More than 100 people still live at the Barrington after Douglas Emmett tried to evict them last year, according to the Times.
The tenants are being evicted under the Ellis Act, a state law that allows landlords to remove tenants from rent-controlled apartments if the building is taken off the rental market. When evictions are complete, a total 712 units will be affected.
In the case of Barrington Plaza, Douglas Emmett says that’s the plan — while at the same time admitting it might rent out the apartments in the future. The retrofit is expected to take three to five years.
“The term ‘permanently’ does not mean forever,” the company’s lawyers argued in court filings.
Uh?
State law allows landlords “the absolute right to exit the rental market, which means that the landlord’s motivation and reason for doing so does not matter,” the company argues in court filings.
At Barrington, company lawyers add there is a compelling reason to evict the tenants, according to the Times. After two major fires, the REIT needs to install fire sprinklers and make fire safety upgrades to the property.

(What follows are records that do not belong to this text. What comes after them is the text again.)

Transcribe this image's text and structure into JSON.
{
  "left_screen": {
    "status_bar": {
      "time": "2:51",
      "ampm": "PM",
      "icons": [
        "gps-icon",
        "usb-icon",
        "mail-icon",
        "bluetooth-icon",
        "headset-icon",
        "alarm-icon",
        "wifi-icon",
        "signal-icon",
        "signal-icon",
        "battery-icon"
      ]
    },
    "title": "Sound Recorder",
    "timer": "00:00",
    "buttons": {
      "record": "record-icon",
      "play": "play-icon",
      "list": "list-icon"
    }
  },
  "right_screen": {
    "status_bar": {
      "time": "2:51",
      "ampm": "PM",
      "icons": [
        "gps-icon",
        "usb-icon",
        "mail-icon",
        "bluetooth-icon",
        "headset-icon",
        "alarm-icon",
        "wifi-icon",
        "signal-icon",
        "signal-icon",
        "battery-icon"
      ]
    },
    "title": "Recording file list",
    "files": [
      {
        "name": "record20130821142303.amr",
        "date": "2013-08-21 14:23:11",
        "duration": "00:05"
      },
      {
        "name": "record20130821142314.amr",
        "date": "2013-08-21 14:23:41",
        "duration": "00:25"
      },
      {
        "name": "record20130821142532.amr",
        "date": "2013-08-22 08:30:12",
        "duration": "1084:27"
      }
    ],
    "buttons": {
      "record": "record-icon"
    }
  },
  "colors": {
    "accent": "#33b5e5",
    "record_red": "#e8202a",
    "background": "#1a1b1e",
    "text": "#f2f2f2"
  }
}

At the heart of the case are two laws. One is the state Ellis Act, which gives landlords the right to get out of the rental business. The other is the Los Angeles Rent Stabilization Ordinance, which controls rent increases, limits permissible evictions for rent-stabilized units and says how the Ellis Act can be applied in L.A.
Tenants and their advocates see the lawsuit as a crucial effort to defend rent control in Los Angeles, according to the Times.
If companies can simply say they’re permanently removing units from the rental market, evict tenants and then re-rent the units, they say the laws have no meaning.
Peter Dreier, a professor at Occidental College, told the newspaper a decision accepting the company’s position “could be devastating for tenants in L.A., for tenants all over the state who are in rent-controlled apartments.”
In court, Ford has said he agrees that there is “substantial evidence” that the company’s intent was to revive Barrington Plaza as apartments.
Douglas Emmett argues it would still be within the law if it later re-rents the apartments.
Its lawyers say the state Ellis Act, which doesn’t use the word “permanent,” pre-empts the city law, which does. And even if it’s not pre-empted, they say, “permanent” in its legal application to this case means “non-temporary” or “indefinite” — not forever.
They point to provisions in the law that impose requirements on landlords who re-rent properties following Ellis Act evictions.
In February, Douglas Emmett secured a $550 million construction loan, backed by the 62-year-old Barrington Plaza and three other residential properties, The Real Deal reported.